Debemos tener cuidado con las apariencias, porque una cosa es decir o sentir que yo no creo y otra cosa diferente es que en el fondo del corazón no esté la fe. Solo Dios sabe. Eso hasta el momento final, hasta esos instantes últimos de nuestra vida en que todavía existe la persona no se define ese «creer» o «no creer».

Ahora bien, el «no creer», el rechazar al Hijo, el no aceptar la bondad del Padre y su perdón, es ya juzgarse a sí mismo, es separarse del que es la raíz de nuestra vida, del que nos está sosteniendo en el ser, del que nos está llenando de amor. No haría falta juicio ninguno.

Por tanto, el Evangelio de este domingo presenta la revelación de la Trinidad: el Padre es el origen, el Hijo es el entregado y el Espíritu no aparecerá nunca en primer plano, pero es la corriente interna que se manifiesta en la comunión, en la unidad, en la paz, en la fraternidad.

Hemos sido creados a imagen de Dios. Tenemos la marca de la Trinidad en el corazón, en la vida. Por eso, cuando el pecado entra en el mundo lo primero que se rompe es esa imagen de la Trinidad. Somos humanos, pero hijos de Dios, introducidos en esa comunión plena de vida y amor que es Dios. Somos hijos en el Hijo. ¡Qué enormes consecuencias tiene esto en nosotros! El Hijo es la Palabra divina y nosotros somos la palabra divina, pero a nivel humano. De ahí que una de nuestras características esenciales sea la capacidad no solo de comunicarnos con gestos y sonidos, sino de abrir nuestra intimidad amorosamente mediante la palabra. ¡Qué misterio tan grande es la palabra humana! ¡También es creadora! Hay palabras profundamente bellas que pueden cambiar nuestro corazón. Pero también hay palabras destructivas cada vez que insultamos, rechazamos y criticamos. La palabra humana es el signo de los hijos de Dios. Cada palabra expresa un corazón. Nos entregamos en las palabras que pronunciamos. Porque las palabras humanas están cargadas de historia, de ilusiones, de alegrías, de tristezas…

Somos imágenes de Dios, hijos, palabras. Pero todo esto conduce a la perfección de esa imagen: la fraternidad. Si somos todos hijos somos hermanos. La fraternidad de los hijos de Dios es la perfecta imagen de la Trinidad en nosotros. Donde hay fraternidad, donde hay caridad, allí está Dios. Esa fraternidad propia de los hijos tiene que ser la finalidad de nuestra vida. Somos hermanos. Una familia no puede romperse, no puede convertirse en el dormitorio para los hijos… Es mucho más: es una fraternidad. Supone apoyo, afecto, comprensión, presencia continuada, acompañamiento. La fraternidad forma parte de nuestro ser, y nosotros únicamente nos podemos desarrollar como humanos y como hijos en la fraternidad, porque hemos sido creados a imagen de la Santísima Trinidad: Padre, Hijo y Espíritu Santo. Y cuando uno no necesita a nadie y rompe con todos, o cuando uno se relaciona únicamente dominando, explotando y humillando, está negándose a sí mismo.

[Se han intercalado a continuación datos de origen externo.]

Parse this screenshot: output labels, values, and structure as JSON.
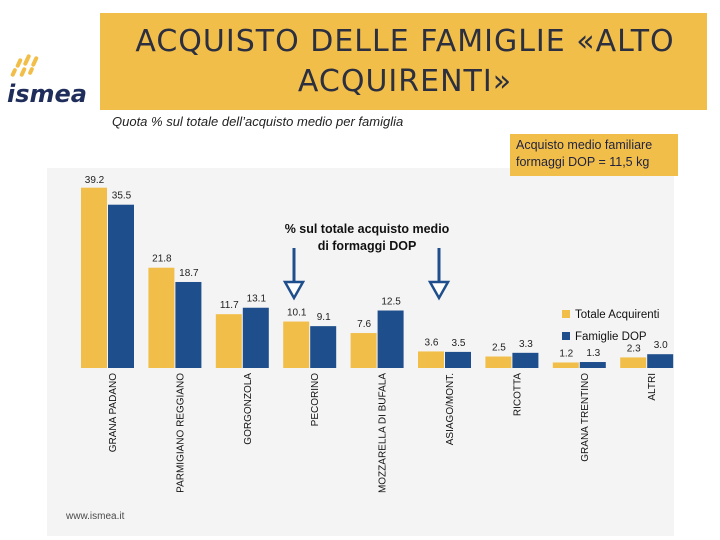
{
  "header": {
    "title": "ACQUISTO DELLE FAMIGLIE «ALTO ACQUIRENTI»",
    "logo_text": "ismea"
  },
  "subtitle": "Quota % sul totale dell’acquisto medio per famiglia",
  "info_box": {
    "line1": "Acquisto medio familiare",
    "line2": "formaggi DOP = 11,5 kg"
  },
  "footer": {
    "url": "www.ismea.it"
  },
  "colors": {
    "header_bg": "#f2be4a",
    "series_totale": "#f2be4a",
    "series_famiglie": "#1f4e8c",
    "arrow": "#1f4e8c"
  },
  "chart_data": {
    "type": "bar",
    "categories": [
      "GRANA PADANO",
      "PARMIGIANO REGGIANO",
      "GORGONZOLA",
      "PECORINO",
      "MOZZARELLA DI BUFALA",
      "ASIAGO/MONT.",
      "RICOTTA",
      "GRANA TRENTINO",
      "ALTRI"
    ],
    "series": [
      {
        "name": "Totale Acquirenti",
        "values": [
          39.2,
          21.8,
          11.7,
          10.1,
          7.6,
          3.6,
          2.5,
          1.2,
          2.3
        ]
      },
      {
        "name": "Famiglie DOP",
        "values": [
          35.5,
          18.7,
          13.1,
          9.1,
          12.5,
          3.5,
          3.3,
          1.3,
          3.0
        ]
      }
    ],
    "annotation": "% sul totale acquisto medio di formaggi DOP",
    "legend_position": "right",
    "ylim": [
      0,
      40
    ],
    "grid": false
  }
}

El domingo de la Santísima Trinidad es la revelación de quién es Dios, pero también es la de quiénes somos nosotros: imagen de Dios, imagen de esa comunión de amor que es Dios, sostenida por el Espíritu Santo, que es el soplo de amor del Padre y del Hijo. Pidamos al Señor por la paz y la fraternidad en las familias, en la Iglesia y en el mundo.